The rats stare at him from the rafters, their red eyes glowing. There is the dry scraping noise of scales on wood. There is a peculiar, choking cough.
“They have to fit,” Sellurt says. “They’re here, aren’t they?”
“There’s no room.”
Sellurt leans back. His eyes are blank and white. He is thinking. He is counting, in his head.
“There’s no room,” he agrees.
The air is hot. It is the steam of a zoo, of a kennel, of a hundred thousand bodies pumping warmth and stench into the air.
Sellurt swats at his arm.
“Why,” he asks plaintively, “did Noah save the wasps?”

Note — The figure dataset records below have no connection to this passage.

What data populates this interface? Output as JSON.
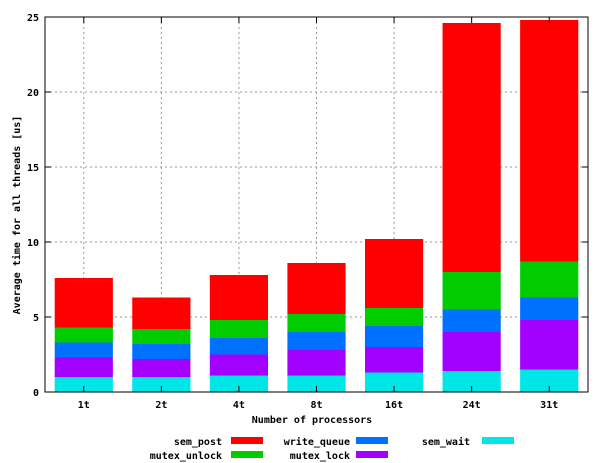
{
  "chart_data": {
    "type": "bar",
    "stacked": true,
    "title": "",
    "xlabel": "Number of processors",
    "ylabel": "Average time for all threads [us]",
    "ylim": [
      0,
      25
    ],
    "yticks": [
      0,
      5,
      10,
      15,
      20,
      25
    ],
    "grid": true,
    "legend_position": "bottom",
    "categories": [
      "1t",
      "2t",
      "4t",
      "8t",
      "16t",
      "24t",
      "31t"
    ],
    "series": [
      {
        "name": "sem_wait",
        "color": "#00e5e5",
        "values": [
          1.0,
          1.0,
          1.1,
          1.1,
          1.3,
          1.4,
          1.5
        ]
      },
      {
        "name": "mutex_lock",
        "color": "#a200ff",
        "values": [
          1.3,
          1.2,
          1.4,
          1.7,
          1.7,
          2.6,
          3.3
        ]
      },
      {
        "name": "write_queue",
        "color": "#0070ff",
        "values": [
          1.0,
          1.0,
          1.1,
          1.2,
          1.4,
          1.5,
          1.5
        ]
      },
      {
        "name": "mutex_unlock",
        "color": "#00cc00",
        "values": [
          1.0,
          1.0,
          1.2,
          1.2,
          1.2,
          2.5,
          2.4
        ]
      },
      {
        "name": "sem_post",
        "color": "#ff0000",
        "values": [
          3.3,
          2.1,
          3.0,
          3.4,
          4.6,
          16.6,
          16.1
        ]
      }
    ],
    "legend_order": [
      "sem_post",
      "write_queue",
      "sem_wait",
      "mutex_unlock",
      "mutex_lock"
    ]
  }
}
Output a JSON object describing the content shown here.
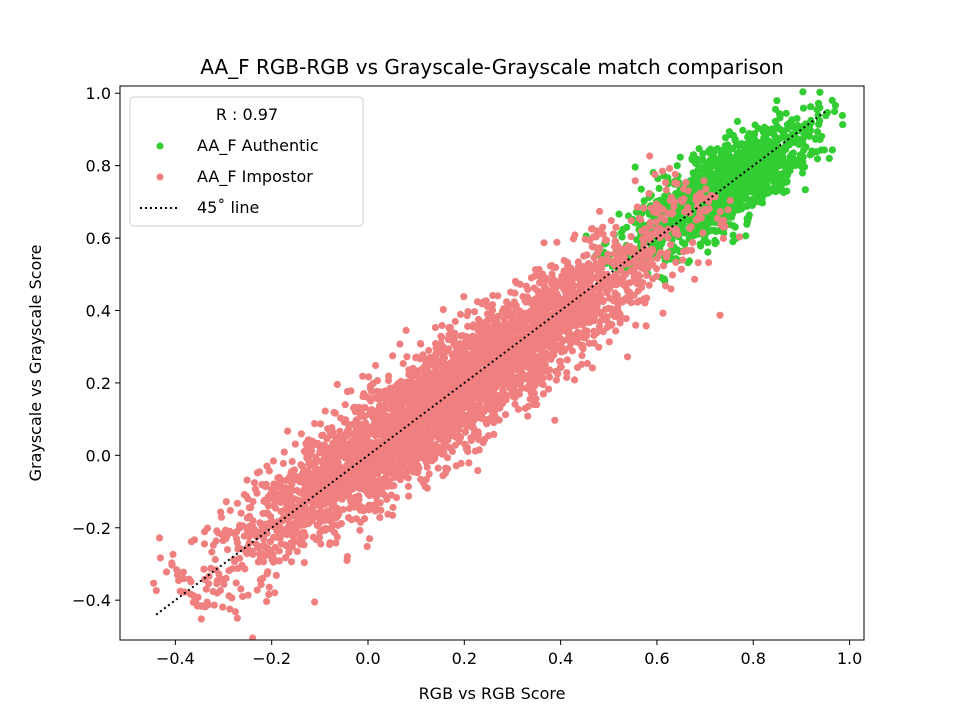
{
  "chart_data": {
    "type": "scatter",
    "title": "AA_F RGB-RGB vs Grayscale-Grayscale match comparison",
    "xlabel": "RGB vs RGB Score",
    "ylabel": "Grayscale vs Grayscale Score",
    "xlim": [
      -0.515,
      1.03
    ],
    "ylim": [
      -0.51,
      1.02
    ],
    "xticks": [
      -0.4,
      -0.2,
      0.0,
      0.2,
      0.4,
      0.6,
      0.8,
      1.0
    ],
    "xtick_labels": [
      "−0.4",
      "−0.2",
      "0.0",
      "0.2",
      "0.4",
      "0.6",
      "0.8",
      "1.0"
    ],
    "yticks": [
      -0.4,
      -0.2,
      0.0,
      0.2,
      0.4,
      0.6,
      0.8,
      1.0
    ],
    "ytick_labels": [
      "−0.4",
      "−0.2",
      "0.0",
      "0.2",
      "0.4",
      "0.6",
      "0.8",
      "1.0"
    ],
    "grid": false,
    "legend": {
      "title": "R : 0.97",
      "placement": "upper-left",
      "entries": [
        "AA_F Authentic",
        "AA_F Impostor",
        "45˚ line"
      ]
    },
    "series": [
      {
        "name": "AA_F Authentic",
        "kind": "scatter",
        "color": "#32cd32",
        "x_range": [
          0.52,
          0.95
        ],
        "y_range": [
          0.52,
          0.95
        ],
        "spread": 0.03
      },
      {
        "name": "AA_F Impostor",
        "kind": "scatter",
        "color": "#f08080",
        "x_range": [
          -0.37,
          0.7
        ],
        "y_range": [
          -0.38,
          0.7
        ],
        "spread": 0.04
      },
      {
        "name": "45˚ line",
        "kind": "line",
        "style": "dotted",
        "color": "#000000",
        "x": [
          -0.44,
          0.95
        ],
        "y": [
          -0.44,
          0.95
        ]
      }
    ]
  }
}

There is silence for a time.
“We’ll go,” says Morgan. “We’ll go. We’ll deal with the lions. We’ll face them down.”
“Yes,” says Sellurt.
Something clammy brushes against Morgan’s face. He waves his hand at it but it is gone.
“Stupid frogs,” Morgan adds.
They rise.
They walk in the direction of the hatch.
Morgan stops.
“Don’t stop,” Sellurt says. “We have to get out of here. We have to get to the hatch. I think we will go mad, Morgan, if we stay.”
Morgan is staring at the air, with his head tilted to one side, a peculiar expression on his face.
“Morgan?”
“We have walked the length of the Ark,” Morgan says. “And more. And still there is no hatch.”
“Ridiculous,” says Sellurt.
And there in the dimness and in no specific direction: not east, not north, not south, not west, Sellurt can make out a shaft that rises through the levels of the ship, above and below, through more floors and spaces than he can count.
“Don’t you see?” Morgan says, his voice immensely small and tiny in the emptiness of the Ark.
“No,” protests Sellurt. “No. I don’t.”
“It’s endless.”
Sellurt can feel the breath of the lions at his back, and there is everywhere to run.